Há algum tempo já tratei do mesmo assunto ao qual retorno, por julgar pertinente, em razão da mediocridade em que mergulhou, creio que não só a nossa sociedade, porém toda a espécie humana. Pior é que a decadência está em processo, talvez ainda longe do ponto de retorno, a partir do qual nova ascensão se iniciará. Se a tecnologia permite avanços nos modos de fazer, produzir, economizar tempo, reduzir espaço e outros que tais do dia-a-dia humano, o outro lado de sua influência deixa o indivíduo letárgico ou incapaz de ser ele próprio, na condução dos acontecimentos, preferindo deixar tudo por conta do novo e em moda, em detrimento do mais aprazível, proporcionado por conhecimentos acumulados ao longo do tempo.
Antes da invenção do fonógrafo, o indivíduo criava e executava sua música quando dela necessitava – e ele sempre necessita – se não havia outro que a fizesse, ao gosto e no momento requerido. Como sempre se de disse, a necessidade faz o sapo pular. Na falta de recursos a prover a música, situação em que grande maioria se obrigava ao seu aprendizado, para a produção ou para a execução, poucos não foram compositores, dos quais uma ínfima percentagem atingiu o grau da suprema maestria que os celebrizou ao longo dos séculos. Na maioria dos casos, para ter música obrigava-se a ser músico, ainda que limitado à execução de um instrumento, razão pela qual novos instrumentos surgiam, à medida que novas composições os exigiam. Peças inspiradoras, mais sensibilidade auditiva, ampliavam as possibilidades de evolução da arte musical, num mundo em que, além da sua escrita representativa, o som somente era gravado pela memória humana! Uma execução musical só podia ser ouvida uma única vez, podendo a mesma música não ser ouvida da mesma forma em apresentações posteriores. A eletrônica deu uma reviravolta na situação, possibilitando a gravação de sons para a posteridade, o que passou a permitir aos ausentes, a audição da primeira audição do som por meio de gravação. Daí em diante, a música executada passou a ser guardada, assim como se guardavam escritos, mas isso fez reduzir o interesse pelo estudo da música. A verdade é que o grande salto promovido pela tecnologia que, primeiro, trouxe o fonógrafo, principiou o fim da era da sensibilidade, dos ouvidos afinados com os sons mais suaves, do equilíbrio entre ritmos e sons derivados da arte e os mesmos derivados da natureza.
Vive-se, no momento, o auge da mediocridade musical, reforçada por artifícios a tentar encobrir sua fraqueza, mas que a massacram ainda mais, enquanto agridem ouvidos renitentes à vulgaridade sonora.

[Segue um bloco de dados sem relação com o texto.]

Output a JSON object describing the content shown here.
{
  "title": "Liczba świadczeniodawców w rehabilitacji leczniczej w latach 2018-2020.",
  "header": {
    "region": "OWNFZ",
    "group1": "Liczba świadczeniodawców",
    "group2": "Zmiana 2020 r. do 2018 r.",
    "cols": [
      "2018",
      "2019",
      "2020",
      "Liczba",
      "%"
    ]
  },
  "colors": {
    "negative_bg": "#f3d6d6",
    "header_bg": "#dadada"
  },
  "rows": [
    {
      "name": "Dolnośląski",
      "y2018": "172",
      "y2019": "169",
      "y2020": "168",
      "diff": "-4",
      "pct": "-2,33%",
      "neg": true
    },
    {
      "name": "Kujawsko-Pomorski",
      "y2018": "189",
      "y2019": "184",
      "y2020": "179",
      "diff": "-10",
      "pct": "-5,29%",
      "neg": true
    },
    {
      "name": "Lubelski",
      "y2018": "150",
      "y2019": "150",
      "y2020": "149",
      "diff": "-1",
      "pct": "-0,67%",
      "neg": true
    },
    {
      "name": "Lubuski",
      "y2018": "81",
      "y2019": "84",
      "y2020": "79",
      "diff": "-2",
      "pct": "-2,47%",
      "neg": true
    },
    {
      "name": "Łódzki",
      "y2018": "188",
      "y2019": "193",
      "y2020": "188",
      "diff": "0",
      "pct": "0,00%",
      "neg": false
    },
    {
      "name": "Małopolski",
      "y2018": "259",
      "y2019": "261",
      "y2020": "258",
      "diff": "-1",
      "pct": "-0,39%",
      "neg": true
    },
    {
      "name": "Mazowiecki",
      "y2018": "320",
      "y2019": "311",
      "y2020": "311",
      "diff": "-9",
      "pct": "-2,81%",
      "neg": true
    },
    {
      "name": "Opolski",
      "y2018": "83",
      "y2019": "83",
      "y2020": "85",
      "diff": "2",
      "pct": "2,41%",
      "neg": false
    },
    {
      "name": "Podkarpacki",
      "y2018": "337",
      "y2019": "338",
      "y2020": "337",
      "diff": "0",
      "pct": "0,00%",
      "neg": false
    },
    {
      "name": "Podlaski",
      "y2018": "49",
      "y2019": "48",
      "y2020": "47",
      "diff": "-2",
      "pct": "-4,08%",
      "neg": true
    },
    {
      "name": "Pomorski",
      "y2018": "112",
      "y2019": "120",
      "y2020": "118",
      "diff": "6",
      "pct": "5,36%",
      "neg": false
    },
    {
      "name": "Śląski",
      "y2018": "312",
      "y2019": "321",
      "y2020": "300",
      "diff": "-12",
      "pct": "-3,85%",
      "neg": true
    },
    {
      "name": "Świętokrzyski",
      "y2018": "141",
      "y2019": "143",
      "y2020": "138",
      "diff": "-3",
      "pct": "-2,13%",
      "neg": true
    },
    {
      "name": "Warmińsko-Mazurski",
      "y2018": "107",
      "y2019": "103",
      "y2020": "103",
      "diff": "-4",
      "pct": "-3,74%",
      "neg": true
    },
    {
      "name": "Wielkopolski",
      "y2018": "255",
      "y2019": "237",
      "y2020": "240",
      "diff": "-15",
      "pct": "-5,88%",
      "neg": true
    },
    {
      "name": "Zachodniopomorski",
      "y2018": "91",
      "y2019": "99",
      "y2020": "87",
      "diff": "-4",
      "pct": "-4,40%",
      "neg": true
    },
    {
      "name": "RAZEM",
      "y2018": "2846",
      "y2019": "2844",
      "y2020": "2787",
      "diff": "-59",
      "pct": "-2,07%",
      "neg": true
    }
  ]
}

Já a entrar no período momesco, este é um bom período para comparar o que se produz hoje e o que se produziu no passado. Ao contrário do passado, quando a música carnavalesca era mais diversificada, envolvendo grande número de compositores e de cantores, hoje ela se concentra nos ditos sambas enredo para as escolas a desfilar na Sapucaí-Rio. Quem tiver condições que ouça as composições atuais e as de anos anteriores, retroagindo até uns dez anos. Que as compare, em seguida. As mesmas frases musicais são repetidas em quase todas elas. A arte dá lugar ao artificialismo!
Da rua e do samba, entremos na igreja e ouçamos seus cânticos e hinos. A exemplo da música popular mais comercial, a música dita religiosa é também “horizontal”, uma sucessão de notas próximas umas das outras, repetidas numa monotonia enervante; não mais melodias inspiradoras a conduzir o fiel à introspecção, à meditação, ao enlevo espiritual, um oásis em meio ao tumulto diário da vida humana moderna. Sua amplificação, na igreja, sem os cuidados requeridos, torna-a mais desagradável, até irritante. Contudo, o pior é que as igrejas antigas, do período colonial, dispensam qualquer amplificação.
O formato dos templos católicos daquela época, a disposição dos seus altares e todo aquele trabalho esculpido não são apenas religiosidade, como também não somente a arte barroca e a rococó. Como não havia recursos eletrônicos de amplificação e distribuição do som, toda a arquitetura religiosa era voltada para que tudo fosse ouvido de forma mais igual possível, em todo seu interior, dispensando-se, pois, toda a parafernália eletrônica, então inexistente e que agora, como já se disse, longe de ajudar, atrapalha. O pregador tinha o púlpito no lugar mais adequado, para ser ouvido por todos e a música era executada no coro, de onde se espalhava de forma igual. Não se conhecia a moderna engenharia do som ou áudio, mas os construtores de então dominavam técnicas que possibilitavam propagação e distribuição sonora, de acordo com as necessidades, no interior das construções. O que se pratica atualmente, em termos de música, nas igrejas é um retrocesso! Falta nas ladainhas uma rogação em sentido reverso: maldita ignorância, afastai-vos de nós!